O primeiro voto a favor da condenação do ex-presidente Luiz Inácio Lula da Silva foi proferido pelo desembargador João Gebran Neto, relator do processo analisado pelo TRF-4, nesta quarta-feira (24), em Porto Alegre. Ele aumentou a pena de nove anos e meio para 12 anos e um mês de prisão para o ex-chefe de Estado, alegando que os crimes imputados a Lula extrapolam os benefícios pessoais e repercutem no processo democrático do país.


Durante a extensa leitura de seu voto, o desembargador explicou as razões que o motivaram a aumentar a pena do ex-presidente, condenado em primeira instância pelo juiz federal Sérgio Moro. Lula foi acusado de corrupção passiva e lavagem de dinheiro pelo tríplex no Guarujá, que, segundo os acusadores, foi fruto de um esquema de propina envolvendo troca de favores para a empreiteira OAS.

Segundo Gebran, houve indícios suficientes comprovando que o imóvel tríplex do Guaraujá seria destinado ao ex-presidente como propina relacionada à corrupção envolvendo a Petrobras e a construtora OAS. O relator chegou a considerar a atuação da empreiteira como “laranja” no negócio. “O valor do imóvel, as reformas e a equipagem extrapolam e muito o valor de mercado e o simples ‘acobertamento’ da valorização do bem já configuraria, em tese, o crime de branqueamento de capitais. Em nenhum momento houve a iniciativa, de fazer, no mínimo, o ajuste da opção do apartamento tríplex para um apartamento simples”.

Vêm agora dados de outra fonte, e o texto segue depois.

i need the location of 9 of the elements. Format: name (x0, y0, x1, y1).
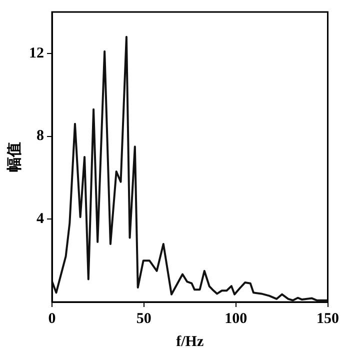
x-tick-label: 100 (224, 310, 248, 327)
y-tick-label: 4 (36, 211, 44, 228)
x-axis-title: f/Hz (176, 334, 204, 350)
x-tick-label: 150 (316, 310, 339, 327)
y-tick-label: 8 (36, 128, 44, 144)
y-tick-label: 12 (29, 45, 44, 62)
x-tick-label: 50 (136, 310, 152, 327)
y-axis-title: 幅值 (6, 142, 23, 172)
x-tick-label: 0 (48, 310, 56, 327)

Gebran também se referiu à declaração de Imposto de Renda para reforçar seu argumento: “Somente no calendário da declaração de 2015 houve a exclusão do referido compromisso de compra e venda da declaração”.

O relator considerou o presidente “tolerante” e “beneficiário” da corrupção. “Há um esquema sofisticado de fraude e de corrupção no seio da Petrobras. Tais fatos não se deram ao arrepio da vontade do governante maior, mas com maior gravidade pela nomeação do Conselho de Administração e demais dirigentes por interferência dele,  como se deu em alguns episódios.  Esse mecanismo acabou por fragilizar não apenas o funcionamento rígido da Petrobras, mas todo o processo político brasileiro”.

“Infelizmente está sendo condenado um ex-presidente da República, mas que praticou crime e pactuou direta e indiretamente com a concretização de tantos outros, o que indica a necessidade de uma censura acima daquela ordinariamente que se firmaria na dosagem da reprimenda”, afirmou.

Magistrado rebate críticas

O relator do processo, o primeiro a votar depois das alegações das defesas dos réus, também rebateu no seu argumento as críticas de imparcialidade do julgamento feito pela justiça: “Recursos foram desviados em favor de partidos políticos e de pessoas, comprometendo o equilíbrio do processo sucessório, fazendo-nos questionar o real sentido da democracia representativa que temos. Nada disso, no entanto, deve abalar a isenção de ânimo nem a imparcialidade do julgador. Não julgamos o nome nem o personagem, ou ainda um reconhecido estadista. Julgamos, sim, fatos concretos, os quais foram examinados e julgados dentro da mais perfeita moldura constitucional, da legalidade, das provas, e do limite da minha capacidade”.